From the Blog "Pragmatic Capitalist". {Highlights are mine}
"Vanguard now manages $3 trillion in assets which is the same as the entirety of the hedge fund industry (see here for more). This is fantastic news. It means that low fees are winning. When one considers that the S&P 500 generates just a 6.5% real, real return historically you have to be increasingly mindful of how much of that result is due to your fee structure. When you’re paying 10, 20, 30% of your returns per year to a manager then you’re probably paying too much. This is likely to be even more important going forward as bonds are likely to generate lower returns than we’re all used to so this means that high fees will cut into your returns even more than they used to.

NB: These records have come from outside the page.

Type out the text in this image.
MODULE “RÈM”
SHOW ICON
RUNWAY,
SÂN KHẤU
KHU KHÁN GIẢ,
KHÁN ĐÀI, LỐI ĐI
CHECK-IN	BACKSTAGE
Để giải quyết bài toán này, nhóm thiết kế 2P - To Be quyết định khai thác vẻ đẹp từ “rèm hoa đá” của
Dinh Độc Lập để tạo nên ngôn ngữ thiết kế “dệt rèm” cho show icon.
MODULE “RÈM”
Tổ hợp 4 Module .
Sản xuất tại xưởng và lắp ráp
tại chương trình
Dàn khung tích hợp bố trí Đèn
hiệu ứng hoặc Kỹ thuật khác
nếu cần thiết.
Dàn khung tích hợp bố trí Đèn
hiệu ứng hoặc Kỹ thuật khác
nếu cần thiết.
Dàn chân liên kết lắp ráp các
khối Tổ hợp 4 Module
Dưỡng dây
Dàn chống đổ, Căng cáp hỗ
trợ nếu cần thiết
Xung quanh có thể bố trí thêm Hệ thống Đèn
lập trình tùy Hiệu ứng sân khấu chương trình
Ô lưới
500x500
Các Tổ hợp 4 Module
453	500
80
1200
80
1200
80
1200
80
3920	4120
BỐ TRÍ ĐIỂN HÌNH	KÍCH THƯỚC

It’s a wonderful time to be an asset allocator. Products have never been more accessible at such a low cost. You just have to make sure you’re being smart about your approach. Know that even when you use low fee index funds you’re making an implicit forecast. Know that you’re making active allocation choices. Know that if you pay someone to do this on your behalf then you’re essentially paying for their ability to manage that allocation process for you. The necessity of actively managing ones portfolio isn’t going away just because the fees are coming down. So go into all of this with your eyes wide open and don’t assume that low fees necessarily lead to a better process."
*Long ETFs related to the S&P 500 in client and personal accounts although positions can change at any time.